Share

PART 01

Taksi yang ditumpangi Tanisha beserta keluarga akhirnya sampai di sebuah lahan parkir yang cukup luas. Tepat di sebelah utara terdapat pintu gerbang yang menghubungkan lahan parkir itu menuju ke area pesantren.

Semua anggota keluarga turun dari dalam taksi. Namun, tidak dengan Tanisha. Ia terlalu malas untuk turun dari dalam taksi.

"Hufftt, udah mah mau dijodohin, terus yang harus nyamperin, tuh, malah pihak ceweknya. Ish, nyebelin," gumam gadis itu dengan raut wajah yang kesal.

Sebelum berangkat tadi Tanisha sempat berdebat dengan kedua orang tuanya mengenai perjodohannya dengan ... tak tahu siapa orangnya. Tanisha sudah sebisa mungkin  menolak perjodohan ini, tetapi ia harus kalah hanya karena kalimat, "Ini semua demi kebaikan kamu."

Sungguh, ia sangat benci kalimat itu.

"Cha, ayo turun. Jodoh kamu udah nungguin, tuh," goda Afzar yang sedari tadi berdiri menunggu Tanisha di depan pintu mobil.

Gadis berjilbab hitam itu kembali menghela napas kesal. Dengan langkah kaki yang dihentak-hentakkan, ia keluar dan pergi menyusul keluarga yang lain.

Tanisha menatap ke sekeliling area pesantren. Banyak santri yang berlalu lalang di sana. Ada yang sedang bermain sepak bola, lari-larian, yang sedang sibuk menghapal sendirian pun ada.

Tapi anehnya, ia tak melihat santriwati di sana.

"Yang cewek ada di gerbang kedua pas sebelum kita ke sini," ujar Afzar seolah tahu apa yang dipikirkan adiknya.

 

Tanisha memutar bola matanya saat salah seorang santri tersenyum ke arahnya. Ia benar-benar tak menyukai mereka. Entahlah.

Beberapa saat kemudian, mereka sampai di sebuah rumah 2 tingkat sederhana. Arsitekturnya yang terbuat dari kayu, tetapi didesain sebegitu indahnya membuat rumah ini terlihat elegan.

Tanisha dan juga yang lainnya masuk ke dalam setelah sebelumnya mengucap salam dan dipersilakan masuk.

"Bagaimana kabarnya?" tanya

Fian—ayah Tanisha—sambil memeluk seorang pria paruh baya.

"Alhamdulillah, baik, Fi," balas Sardan—Abi Aqlan.

Semua orang yang berada di ruangan itu pun duduk di kursi yang tersedia. Mereka berbincang-bincang sebelum acara taaruf dimulai.

Tanisha menyimak pembicaraan ayahnya dengan sahabatnya. Wajah gadis itu kian cemberut kala mendengar ayahnya membicarakan soal pernikahannya dengan ... Aqlan? Ya, ia rasa nama itu yang didengarnya.

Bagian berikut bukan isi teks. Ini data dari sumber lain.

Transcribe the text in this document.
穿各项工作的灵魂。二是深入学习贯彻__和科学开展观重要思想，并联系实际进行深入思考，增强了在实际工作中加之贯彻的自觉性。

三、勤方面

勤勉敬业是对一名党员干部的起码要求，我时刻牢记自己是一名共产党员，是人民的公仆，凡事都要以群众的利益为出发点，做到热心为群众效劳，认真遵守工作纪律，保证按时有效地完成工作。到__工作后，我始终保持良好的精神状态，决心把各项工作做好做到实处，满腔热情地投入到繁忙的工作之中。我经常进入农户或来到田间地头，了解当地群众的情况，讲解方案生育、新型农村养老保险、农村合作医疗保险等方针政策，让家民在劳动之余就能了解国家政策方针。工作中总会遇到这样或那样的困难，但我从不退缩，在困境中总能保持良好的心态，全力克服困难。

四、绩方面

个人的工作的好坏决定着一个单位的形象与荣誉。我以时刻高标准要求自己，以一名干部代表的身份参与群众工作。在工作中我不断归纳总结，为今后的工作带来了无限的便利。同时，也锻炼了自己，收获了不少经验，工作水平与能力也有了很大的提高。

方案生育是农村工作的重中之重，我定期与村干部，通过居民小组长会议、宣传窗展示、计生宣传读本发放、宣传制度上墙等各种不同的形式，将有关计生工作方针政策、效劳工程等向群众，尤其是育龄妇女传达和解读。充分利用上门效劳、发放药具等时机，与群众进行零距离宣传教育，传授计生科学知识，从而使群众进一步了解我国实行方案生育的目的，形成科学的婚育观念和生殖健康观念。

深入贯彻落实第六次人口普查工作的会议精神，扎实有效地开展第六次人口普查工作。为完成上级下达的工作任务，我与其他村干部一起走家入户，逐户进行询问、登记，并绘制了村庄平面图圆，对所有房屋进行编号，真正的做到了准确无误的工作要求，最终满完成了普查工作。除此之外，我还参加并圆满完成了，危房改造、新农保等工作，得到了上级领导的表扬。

Menyebalkan sekali rasanya. Ia hanya bisa menerima perjodohan ini dengan sikap pasrah. Mereka pikir ini cerita novel yang setiap perjodohan pasti dari benci jadi cinta? Oh tidak! Tanisha bukan gadis seperti itu. Ia pun tak seperti gadis di novel yang begitu lemahnya sampai pasrah dijodohkan.

Tunggu saja dan lihat apa yang akan ia lakukan.

"Ayah, aku keluar dulu, ya? Bosen, nih," pinta Tanisha yang kemudian diangguki Fian.

Dengan perasaan senang, Tanisha keluar dari rumah itu dan berjalan di sekitar pesantren. Sungguh, ia sangat lega telinganya bisa terhindar dari pembicaraan horor itu.

Ya, baginya menikah dengan seorang gus adalah bencana. Bencana yang harus segera ditanggulangi sebelum akibatnya semakin menjadi.

Tanpa gadis itu sadari, ia berjalan di sekitar asrama ikhwan. Namun, sepertinya jiwa "bad girl"-nya yang masih tersisa membuatnya biasa saja dan tak memedulikan konsekuensi yang mungkin ia terima. Beruntung ia bukan perempuan yang suka cari perhatian jika di depan laki-laki.

"Permisi," sapa seseorang yang tiba-tiba ada di samping Tanisha.

Bahu gadis itu bergerak pertanda ia terkejut. Ia kemudian menghadapkan seluruh tubuhnya ke orang itu.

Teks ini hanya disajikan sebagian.